Has she ever said something to you implying or overtly saying that your boyfriend is attractive? Maybe something like “omg you’re so lucky.” This is an indication that leans toward him cheating being a possibility. Again, this alone means nothing, but if you look at the other signs (specifically, his own behavior) you can start to put the pieces together and make a judgment call on whether it seems likely that he’s cheating.

He Asks About Her A Lot

Does your boyfriend ask about your best friend a lot? Like… Way too much? This is obviously a sign that his interest goes above simple curiosity. Think about whether he ever brings her up without you even saying anything. This is a sign that he could be cheating. I’ve actually written a lot about this, you can find more drop dead giveaway signs he’s cheating here right now on Vixen Daily.
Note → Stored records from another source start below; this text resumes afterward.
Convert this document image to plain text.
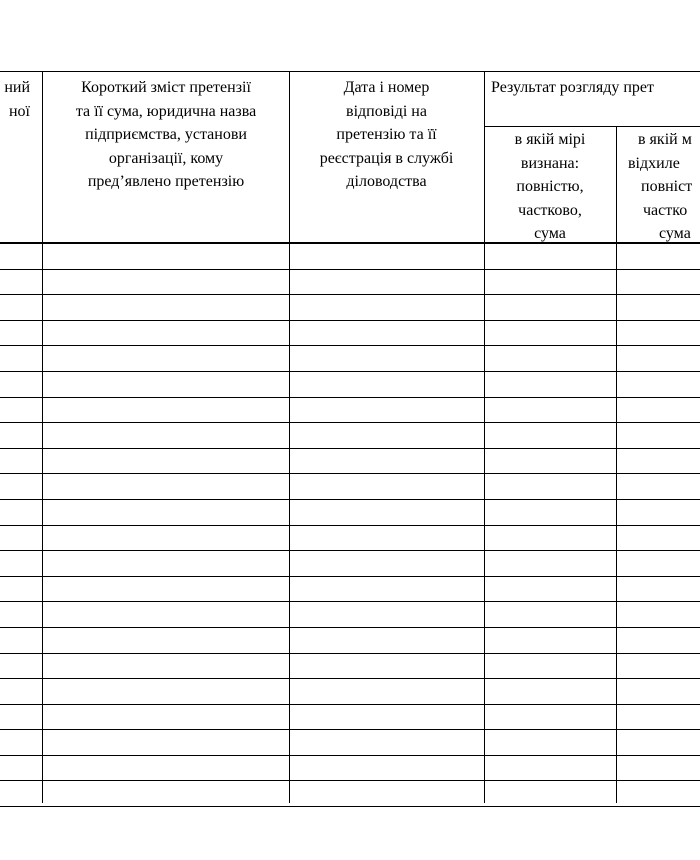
ний
ної
Короткий зміст претензії
та її сума, юридична назва
підприємства, установи
організації, кому
пред’явлено претензію
Дата і номер
відповіді на
претензію та її
реєстрація в службі
діловодства
Результат розгляду прет
в якій мірі
визнана:
повністю,
частково,
сума
в якій м
відхиле
повніст
частко
сума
He Acts Weird When Around You Two

Does he just act odd when he’s around both of you? Do you get a weird vibe when you’re hanging out that you didn’t before? This is a sign that he could be cheating.

Your Best Friend is the “Type” of Person Who Would Cheat

You obviously know your best friend (or at least, think you do). Does she seem like the type of person who would cheat or does it literally seem impossible?
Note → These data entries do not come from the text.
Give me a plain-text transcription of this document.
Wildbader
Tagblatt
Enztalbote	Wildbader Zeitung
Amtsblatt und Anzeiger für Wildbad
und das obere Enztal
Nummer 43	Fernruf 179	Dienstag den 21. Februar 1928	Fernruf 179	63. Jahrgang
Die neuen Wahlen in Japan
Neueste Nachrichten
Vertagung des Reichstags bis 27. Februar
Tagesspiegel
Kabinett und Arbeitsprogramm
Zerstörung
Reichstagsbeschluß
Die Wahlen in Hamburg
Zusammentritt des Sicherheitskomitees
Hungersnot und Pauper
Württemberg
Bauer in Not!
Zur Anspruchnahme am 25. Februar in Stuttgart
The Top 7 Signs He Might Be Cheating With Anyone

He Hides His Phone From You

Is he being unusually secretive about his phone lately? Maybe he used to leave his phone lying around, but now, all of a sudden… he’s extremely private and weird about his phone. Maybe did not have a passcode before and now he does. Maybe his passcode was set to turn on after 15 minutes but now it’s set to immediately. Maybe he gets super nervous if you’re using his phone for any innocent reason.

He Seems Nervous Around You

Does he seem nervous and uncomfortable around you and act weird? Or does he almost go out of his way to be abnormally nice? This is a sign that he could be cheating.

He is Acting Different Than Usual For No Apparent Reason

Is he all of a sudden acting a lot different than he usually does? Is his behavior “off” in some way? This is a sign that he could be cheating.

He Doesn’t Have Sex With You Anymore

This is obviously a big indicator that might mean he’s cheating on you, check out this article for more signs. Unless there is something else going on in his life that’s causing him to lose interest in sex, then this is a big sign that he might be cheating. There are obviously other reasons that indicate that he might not be having sex with you anymore, but this is definitely a sign to consider.

He Makes More of an Effort to “Groom”

It’s normal for a guy to groom and do things like wear cologne, get a haircut and other good stuff like that. Different men will have different grooming habits. So think about his typical grooming habits and compare that to the way he is now. Is he all of a sudden putting a lot more of an effort into his appearance and grooming habits? If so, it could be a sign that he’s trying to impress someone else.

Your Gut Is Telling You He Is

This is an important one. Listen to your gut instinct. Do you just have a gut feeling that he is cheating (try this article for more on knowing for sure) but you don’t know why? Sometimes your gut is what you need to listen to. Really think about what your gut is telling you.

He’s Secretive About Money

Is he all of a sudden spending a lot of money? He might be spending it on dates or drinks or whatever else he could be doing with another woman. So if he’s all of a sudden secretive about his finances and making an effort to hide things from you, it’s a sign he is cheating.